Several companies and organizations that dispatch drivers told the Star-Advertiser that they have no complaints about the narrower lanes and have not experienced accidents.
"We have no issues with it," said Roger Morton, president and general manager of Oahu Transit Services, which operates TheBus.
"We haven’t heard anything negative regarding re-striping," said John DeLong, president of Hawaiian Cement.
Dale Evans, president of Charley’s Taxi, said, "I think it’s working well. It’s good we have the extra capacity."
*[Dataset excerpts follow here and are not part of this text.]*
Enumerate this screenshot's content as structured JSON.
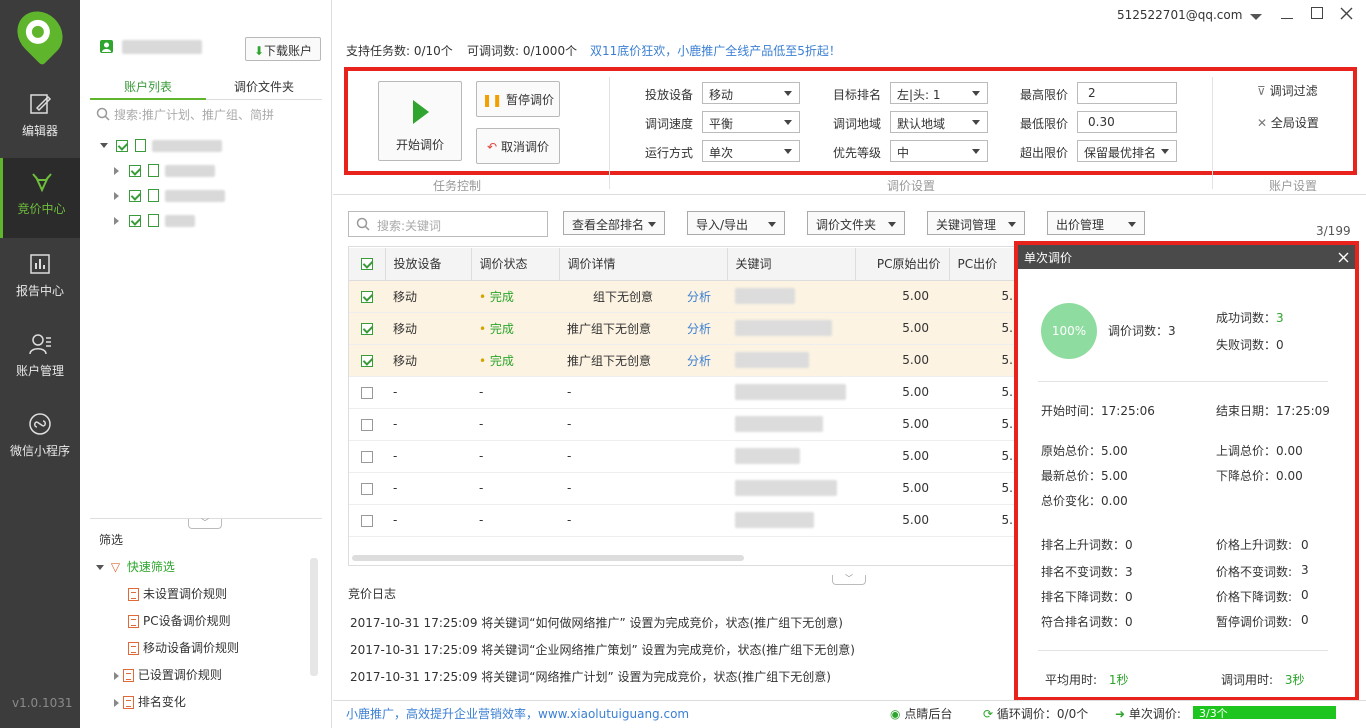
{
  "nav": {
    "items": [
      {
        "label": "编辑器"
      },
      {
        "label": "竞价中心"
      },
      {
        "label": "报告中心"
      },
      {
        "label": "账户管理"
      },
      {
        "label": "微信小程序"
      }
    ],
    "version": "v1.0.1031"
  },
  "account": {
    "download_label": "下载账户",
    "tabs": [
      "账户列表",
      "调价文件夹"
    ],
    "search_placeholder": "搜索:推广计划、推广组、简拼"
  },
  "filter": {
    "title": "筛选",
    "quick": "快速筛选",
    "items": [
      "未设置调价规则",
      "PC设备调价规则",
      "移动设备调价规则",
      "已设置调价规则",
      "排名变化"
    ]
  },
  "window": {
    "user": "512522701@qq.com"
  },
  "top": {
    "tasks": "支持任务数: 0/10个",
    "words": "可调词数: 0/1000个",
    "promo": "双11底价狂欢，小鹿推广全线产品低至5折起！"
  },
  "task": {
    "start": "开始调价",
    "pause": "暂停调价",
    "cancel": "取消调价",
    "section": "任务控制"
  },
  "settings": {
    "device_label": "投放设备",
    "device": "移动",
    "speed_label": "调词速度",
    "speed": "平衡",
    "mode_label": "运行方式",
    "mode": "单次",
    "rank_label": "目标排名",
    "rank": "左|头: 1",
    "region_label": "调词地域",
    "region": "默认地域",
    "priority_label": "优先等级",
    "priority": "中",
    "max_label": "最高限价",
    "max": "2",
    "min_label": "最低限价",
    "min": "0.30",
    "over_label": "超出限价",
    "over": "保留最优排名",
    "section": "调价设置"
  },
  "account_settings": {
    "filter": "调词过滤",
    "global": "全局设置",
    "section": "账户设置"
  },
  "toolbar": {
    "search_placeholder": "搜索:关键词",
    "view_all": "查看全部排名",
    "import_export": "导入/导出",
    "folder": "调价文件夹",
    "kw_manage": "关键词管理",
    "bid_manage": "出价管理",
    "count": "3/199"
  },
  "table": {
    "headers": [
      "投放设备",
      "调价状态",
      "调价详情",
      "关键词",
      "PC原始出价",
      "PC出价"
    ],
    "rows": [
      {
        "device": "移动",
        "status": "完成",
        "detail": "组下无创意",
        "analyze": "分析",
        "pc_orig": "5.00",
        "pc_bid": "5.",
        "checked": true
      },
      {
        "device": "移动",
        "status": "完成",
        "detail": "推广组下无创意",
        "analyze": "分析",
        "pc_orig": "5.00",
        "pc_bid": "5.",
        "checked": true
      },
      {
        "device": "移动",
        "status": "完成",
        "detail": "推广组下无创意",
        "analyze": "分析",
        "pc_orig": "5.00",
        "pc_bid": "5.",
        "checked": true
      },
      {
        "device": "-",
        "status": "-",
        "detail": "-",
        "analyze": "",
        "pc_orig": "5.00",
        "pc_bid": "5.",
        "checked": false
      },
      {
        "device": "-",
        "status": "-",
        "detail": "-",
        "analyze": "",
        "pc_orig": "5.00",
        "pc_bid": "5.",
        "checked": false
      },
      {
        "device": "-",
        "status": "-",
        "detail": "-",
        "analyze": "",
        "pc_orig": "5.00",
        "pc_bid": "5.",
        "checked": false
      },
      {
        "device": "-",
        "status": "-",
        "detail": "-",
        "analyze": "",
        "pc_orig": "5.00",
        "pc_bid": "5.",
        "checked": false
      },
      {
        "device": "-",
        "status": "-",
        "detail": "-",
        "analyze": "",
        "pc_orig": "5.00",
        "pc_bid": "5.",
        "checked": false
      }
    ]
  },
  "log": {
    "title": "竞价日志",
    "lines": [
      "2017-10-31 17:25:09 将关键词“如何做网络推广” 设置为完成竞价，状态(推广组下无创意)",
      "2017-10-31 17:25:09 将关键词“企业网络推广策划” 设置为完成竞价，状态(推广组下无创意)",
      "2017-10-31 17:25:09 将关键词“网络推广计划” 设置为完成竞价，状态(推广组下无创意)"
    ]
  },
  "popup": {
    "title": "单次调价",
    "percent": "100%",
    "count": "调价词数：3",
    "success_label": "成功词数：",
    "success": "3",
    "fail": "失败词数：0",
    "start": "开始时间：17:25:06",
    "end": "结束日期：17:25:09",
    "orig_total": "原始总价：5.00",
    "up_total": "上调总价：0.00",
    "new_total": "最新总价：5.00",
    "down_total": "下降总价：0.00",
    "change": "总价变化：0.00",
    "rank_up": "排名上升词数：0",
    "rank_same": "排名不变词数：3",
    "rank_down": "排名下降词数：0",
    "rank_ok": "符合排名词数：0",
    "price_up_label": "价格上升词数:",
    "price_up": "0",
    "price_same_label": "价格不变词数:",
    "price_same": "3",
    "price_down_label": "价格下降词数:",
    "price_down": "0",
    "pause_label": "暂停调价词数:",
    "pause": "0",
    "avg_label": "平均用时:",
    "avg": "1秒",
    "total_label": "调词用时:",
    "total": "3秒"
  },
  "status": {
    "slogan": "小鹿推广，高效提升企业营销效率，www.xiaolutuiguang.com",
    "eye": "点睛后台",
    "loop": "循环调价：0/0个",
    "single": "单次调价:",
    "single_progress": "3/3个",
    "single_fraction": 1.0
  },
  "colors": {
    "accent": "#5fb62d",
    "highlight": "#e8221c",
    "link": "#3b7fd3"
  }
}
Gary McCarty, a Realtor from Nuuanu, also supports the project and applauds the efforts by the DOT to do something to ease congestion along the H-1 freeway.
But McCarty has concerns.
He makes a minimum of four round trips per day in the narrower lanes. And on the first day of the re-striping, McCarty found his BMW X3 SUV squeezed alongside "an admittedly unusually large tractor trailer, one of the big boys," McCarty said. "His mirrors were wider than the lanes. I could have reached out and touched one."
If McCarty had been driving his three-quarter-ton, 4×4 Chevrolet Silverado truck, "I would have definitely hit him. The scary part is finding yourself between these massive trucks. I haven’t witnessed an accident yet, but I expect to. You’re required to pay a little bit more attention because your margin of error has definitely diminished."
Patrick Boisvert has been driving a cab for Charley’s Taxi for four years and likes all of the new changes along the H-1.
"The new, four lanes have made a tremendous improvement," Boisvert said. "Usually you get a bottleneck by the Pali/Punchbowl area, especially Diamond Head-bound. Now the bottleneck has disappeared."
Smoother traffic means Boisvert can shave 10 minutes off of a fare from Honolulu Airport to Waikiki, which saves tourists a couple of extra bucks.
"Once people realize the difference, they’re going to adjust accordingly," Boisvert said. "When you drive all the time, everyone gets frustrated. But at least the traffic is moving."